IIGCC urges consideration of climate change risks to property investment value (EUR)

A new report entitled 'A changing climate for property investment, a trustee's guide', published by the Institutional Investors Group on Climate Change (IIGCC), explores the contribution of property to climate change and highlights the risks to current and future property investment values and performance.

Produced by the IIGCC's Property Working Group, the report seeks to increase pension fund trustees awareness of the risks and opportunities associated with climate change and encourages consultation with property fund managers over possible strategies that can be undertaken to reduce the potential negative impacts of climate change on property values.

The IIGCC is a group of leading European investors collaborating to address investment risks and opportunities associated with climate change. The group represents a combined value of around €4 trillion (£3.78 trillion) of assets under management.

The report highlights the fiduciary duty and responsibilities held by both trustees and their real estate fund managers. It also provides the information needed to better understand the potential impacts and risks of climate change on property portfolios and its influence on current and future real estate values.

If the threats to property values highlighted in the report are ignored many property assets risk becoming more illiquid. Environmentally poor assets may experience further de-valuation, as their lower net rents are capitalised at higher yields. Owners and fund managers should therefore consider taking swift action, either through stock selection or cost effective asset management, to avoid these potentially damaging effects on investment values and performance.

As well as exploring the long-term physical impacts of climate change on property assets, investment values and performance, the report also provides a list of pertinent questions and suggested responses that trustees should ask of themselves, and their fund managers. The checklist will help ensure that these risks are not ignored and that responsible property investment strategies can be easily implemented to guard against asset depreciation.

The major risks to asset values and investment performance identified in the report can be summarised as follows:

  • Property will be affected by a growing incidence of extreme weather events such as flooding, storm or heat stress.
  • Governments will focus greater attention on properties as major energy users and will look to implement tighter regulations, through stricter building standards and "cap-and-trade"* schemes to force property owners and users to reduce carbon dioxide emissions.
  • Shift in occupier sentiment - larger commercial property occupiers will increasingly 'reject' properties that are not socially or environmentally acceptable.

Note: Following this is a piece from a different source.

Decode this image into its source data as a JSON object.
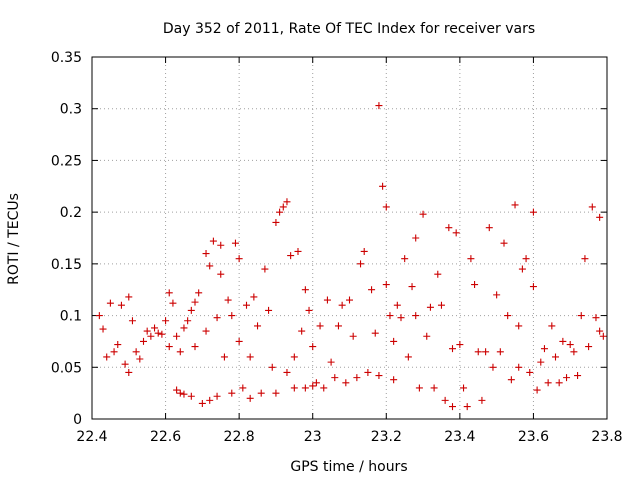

Simply understanding how values and investment performance might be affected by climate change and related government policy and social reactions makes for an 'informed' rather than 'responsible' property investor. The aim of the report is to provide trustees with the knowledge and impetus to take positive action now to futureproof assets. It encourages trustees to have a full and frank dialogue with their fund managers and advisors and implement responsible property investment strategies to ensure that such risks and opportunities are integrated into investment and property management decisions.

The report also recognizes that property is a significant contributor to climate change. Property assets can therefore provide occupiers and owners with a substantial opportunity to improve their environmental footprint, while supporting or enhancing total returns from investments.

For example, the UK Government's Carbon Reduction Commitment, which comes into force in April 2010, may result in the most energy efficient buildings generating a new income stream. Reduced energy use will provide operational cost savings, plus surplus carbon credits that can be traded back to the government under the new cap-and-trade schemes.